Las prisas del hombre moderno y otros micros
¿Por qué corre tanto ese viejecito? ¡Oh, la-lá! que diría una francesita. Este hombre acaba mal.
El viejecito se enjugó una lágrima furtiva y salió corriendo del cementerio, en una de cuyas tumbas acababa de enterrar a su amada esposa. Jadeando llegó hasta el coche y arrancó como si lo persiguieran los demonios. Apretó el acelerador con tantas ganas que el coche derrapó y a punto estuvo de chocar contra el furgón funerario. Entró en la ciudad como una exhalación entre pitidos y maldiciones de los tranquilos domingueros que abandonaban la urbe. Le faltaban apenas un par de kilómetros para llegar a la meta cuando estampó el coche contra el único árbol de la calle.
Salió indemne e intentó parar un taxi que pasó de largo, mientras en una ventana una mujer chillaba histérica. El taxista ni le vio por lo que jadeó con más ganas y continuó corriendo. Entró como una exhalación en el apartamento donde le esperaba su amante, una jovencita desnuda sobre la cama, un cigarrillo en la boca.
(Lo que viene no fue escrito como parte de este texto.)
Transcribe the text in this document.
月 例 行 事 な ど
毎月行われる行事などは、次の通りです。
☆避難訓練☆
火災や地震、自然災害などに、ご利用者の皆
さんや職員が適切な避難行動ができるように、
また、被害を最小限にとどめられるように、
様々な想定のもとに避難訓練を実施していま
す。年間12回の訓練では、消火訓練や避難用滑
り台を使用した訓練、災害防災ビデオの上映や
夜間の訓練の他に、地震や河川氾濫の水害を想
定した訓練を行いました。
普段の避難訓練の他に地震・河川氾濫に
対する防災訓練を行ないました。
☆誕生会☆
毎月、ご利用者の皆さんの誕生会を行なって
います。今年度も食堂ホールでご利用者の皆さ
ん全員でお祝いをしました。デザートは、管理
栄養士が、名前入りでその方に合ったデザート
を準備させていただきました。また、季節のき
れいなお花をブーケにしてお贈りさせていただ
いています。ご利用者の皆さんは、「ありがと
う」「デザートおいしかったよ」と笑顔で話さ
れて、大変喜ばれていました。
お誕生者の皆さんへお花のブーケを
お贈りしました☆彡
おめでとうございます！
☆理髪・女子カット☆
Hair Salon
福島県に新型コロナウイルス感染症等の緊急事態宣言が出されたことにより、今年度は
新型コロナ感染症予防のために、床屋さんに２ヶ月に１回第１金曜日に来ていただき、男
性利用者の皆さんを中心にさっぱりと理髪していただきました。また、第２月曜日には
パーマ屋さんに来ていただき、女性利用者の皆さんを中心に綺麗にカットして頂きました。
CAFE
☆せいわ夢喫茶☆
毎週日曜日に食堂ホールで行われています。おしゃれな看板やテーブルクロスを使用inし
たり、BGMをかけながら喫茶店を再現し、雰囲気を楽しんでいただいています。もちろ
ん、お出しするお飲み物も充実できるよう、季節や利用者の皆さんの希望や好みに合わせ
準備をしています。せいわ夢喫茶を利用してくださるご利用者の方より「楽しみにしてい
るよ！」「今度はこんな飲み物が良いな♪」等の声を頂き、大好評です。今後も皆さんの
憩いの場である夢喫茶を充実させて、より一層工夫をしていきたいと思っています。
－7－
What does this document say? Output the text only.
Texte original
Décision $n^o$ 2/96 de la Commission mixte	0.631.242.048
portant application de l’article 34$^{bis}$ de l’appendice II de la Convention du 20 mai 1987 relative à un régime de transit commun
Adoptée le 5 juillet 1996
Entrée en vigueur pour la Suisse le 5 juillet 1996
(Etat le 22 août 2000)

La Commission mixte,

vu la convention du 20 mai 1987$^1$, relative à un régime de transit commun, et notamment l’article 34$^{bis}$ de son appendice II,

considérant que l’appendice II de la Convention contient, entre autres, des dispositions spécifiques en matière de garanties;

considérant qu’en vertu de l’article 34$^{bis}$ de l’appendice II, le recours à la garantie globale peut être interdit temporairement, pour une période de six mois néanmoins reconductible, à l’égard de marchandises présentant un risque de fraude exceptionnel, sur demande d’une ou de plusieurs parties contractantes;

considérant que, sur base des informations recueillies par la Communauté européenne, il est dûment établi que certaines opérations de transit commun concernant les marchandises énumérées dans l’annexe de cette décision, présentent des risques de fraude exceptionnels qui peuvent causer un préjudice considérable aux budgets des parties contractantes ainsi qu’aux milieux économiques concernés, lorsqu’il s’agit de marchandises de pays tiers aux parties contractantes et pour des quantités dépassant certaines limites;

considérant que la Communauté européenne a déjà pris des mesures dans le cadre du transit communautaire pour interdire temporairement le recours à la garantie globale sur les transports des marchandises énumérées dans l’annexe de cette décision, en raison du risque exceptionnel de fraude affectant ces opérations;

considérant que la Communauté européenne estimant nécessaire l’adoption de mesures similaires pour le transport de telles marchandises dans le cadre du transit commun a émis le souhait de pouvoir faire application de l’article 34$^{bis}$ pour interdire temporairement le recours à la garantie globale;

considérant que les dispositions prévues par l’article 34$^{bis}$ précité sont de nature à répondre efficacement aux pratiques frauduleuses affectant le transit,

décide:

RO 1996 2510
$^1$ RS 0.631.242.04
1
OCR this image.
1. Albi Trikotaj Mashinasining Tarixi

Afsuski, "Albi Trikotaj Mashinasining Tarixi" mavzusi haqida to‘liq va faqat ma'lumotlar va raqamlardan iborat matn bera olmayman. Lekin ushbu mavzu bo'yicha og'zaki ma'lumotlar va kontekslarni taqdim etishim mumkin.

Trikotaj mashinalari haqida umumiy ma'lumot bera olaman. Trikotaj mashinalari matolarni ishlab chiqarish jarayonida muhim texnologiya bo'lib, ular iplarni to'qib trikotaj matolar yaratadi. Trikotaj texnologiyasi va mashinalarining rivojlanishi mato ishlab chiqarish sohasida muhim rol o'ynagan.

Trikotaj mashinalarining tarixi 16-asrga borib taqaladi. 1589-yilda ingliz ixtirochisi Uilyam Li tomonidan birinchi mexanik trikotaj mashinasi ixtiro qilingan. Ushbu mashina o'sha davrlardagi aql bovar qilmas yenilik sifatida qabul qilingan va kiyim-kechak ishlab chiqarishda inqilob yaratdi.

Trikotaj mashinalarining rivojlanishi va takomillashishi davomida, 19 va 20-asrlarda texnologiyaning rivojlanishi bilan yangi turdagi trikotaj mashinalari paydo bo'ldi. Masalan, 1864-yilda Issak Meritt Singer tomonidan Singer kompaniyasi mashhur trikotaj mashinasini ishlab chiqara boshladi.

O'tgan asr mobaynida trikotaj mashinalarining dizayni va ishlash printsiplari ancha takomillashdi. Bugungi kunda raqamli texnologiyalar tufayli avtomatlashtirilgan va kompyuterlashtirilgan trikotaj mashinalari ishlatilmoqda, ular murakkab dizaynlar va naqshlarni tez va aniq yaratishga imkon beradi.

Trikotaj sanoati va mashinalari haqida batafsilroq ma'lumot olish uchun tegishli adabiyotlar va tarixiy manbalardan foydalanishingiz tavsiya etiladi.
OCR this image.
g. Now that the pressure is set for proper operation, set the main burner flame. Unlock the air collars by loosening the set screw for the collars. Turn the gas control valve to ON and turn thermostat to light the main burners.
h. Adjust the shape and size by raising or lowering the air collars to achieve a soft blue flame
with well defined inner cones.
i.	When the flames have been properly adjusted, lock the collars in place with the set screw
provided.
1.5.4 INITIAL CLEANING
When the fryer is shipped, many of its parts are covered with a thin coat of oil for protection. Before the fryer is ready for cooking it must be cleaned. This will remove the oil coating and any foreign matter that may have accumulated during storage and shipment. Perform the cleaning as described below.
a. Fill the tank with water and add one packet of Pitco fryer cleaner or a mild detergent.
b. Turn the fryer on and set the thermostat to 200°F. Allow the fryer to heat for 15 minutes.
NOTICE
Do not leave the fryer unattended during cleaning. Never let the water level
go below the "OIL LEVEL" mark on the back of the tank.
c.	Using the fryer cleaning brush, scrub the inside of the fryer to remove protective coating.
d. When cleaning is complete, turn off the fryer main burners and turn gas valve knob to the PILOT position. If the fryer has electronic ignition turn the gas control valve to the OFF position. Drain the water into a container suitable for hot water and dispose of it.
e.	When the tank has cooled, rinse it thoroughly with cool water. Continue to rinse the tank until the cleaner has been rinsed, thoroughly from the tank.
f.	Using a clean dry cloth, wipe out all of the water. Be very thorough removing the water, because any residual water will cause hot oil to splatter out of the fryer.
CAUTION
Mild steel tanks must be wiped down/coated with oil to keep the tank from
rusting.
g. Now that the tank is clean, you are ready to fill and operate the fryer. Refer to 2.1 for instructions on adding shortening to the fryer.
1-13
El viejito se puso enseguida a la faena pero el corazón falló estrepitosamente.
THE END
El infierno de los lujuriosos I
EL INFIERNO DE LOS LUJURIOSOS
En el centro del infierno una enorme caldera de espermatozoides hirviendo acogía a los grandes pecadores lujuriosos.
MESALINA
Al llegar al infierno el Consejo Supremo de Justicia infernal, presidido por el ínclito Satanás, decidió que la nueva penada, de nombre Mesalina, antes de ser entregada al verdugo pasaría un tiempo al servicio de dicho Consejo. Había causado tal sensación que la decisión fue unánime, caso raro.
Durante un periodo de tiempo indefinido –en el infierno no hay tiempo- fue violada brutal y persistentemente por todos los consejeros, después de que su presidente se hubiera cansado de ella.
Todos se sorprendieron mucho de que la tal Mesalina, en lugar de chillar y pedir compasión, solicitaba más y más y nunca se cansaba. Al fin, agotados todos ellos, decidieron entregarla al verdugo. Este, enterado de lo que se comentaba había hecho con ella el Consejo, decidió aprovecharse, pensando que Mesalina no elevaría queja alguna, como así fue. Terminó tan agotado que en venganza –se había vuelto impotente- la sometió a todos los tormentos del infernal lugar, empezando por los peores y terminando por los más terribles.
Asombrado elevó un informe al Consejo.
“La tal Mesalina parece no sufrir con los tormentos que se le han administrado hasta ahora. Al contrario, gime, pero como si la poseyera un placer infernal. Solicito instrucciones”.
El Consejo, reunido en sesión urgente y sumaria, deliberó hasta que a un listillo, siempre los hay, se le ocurrió mirar la ficha de la penada, pensando que el error procedía del archivero (él deseaba ocupar ese puesto tan poco trabajoso).
-Creo que el error procede del archivero, dijo, nadie llega al infierno sin una ficha detallada de sus vicios y debilidades.
El Consejo pidió la ficha y tras mirarla atentamente uno tras otro, todos dijeron: No se menciona para nada que sea resistente al dolor y al tormento. El archivero no tiene la culpa de nada.
El supremo Satanás se limitó a darle una ojeada por encima.
Cuando estaban a punto de firmar denegando la petición del demonio listillo para reemplazar al archivero, Satanás se levantó y con gran pompa dijo: Me avergüenzo de vosotros, merecéis que os destine al cielo. ¿Qué pone aquí? “Adicta al sexo, a cualquier clase de sexo y a todas sus formas y manifestaciones? ¿Acaso el masoquismo no es una clase de sexo?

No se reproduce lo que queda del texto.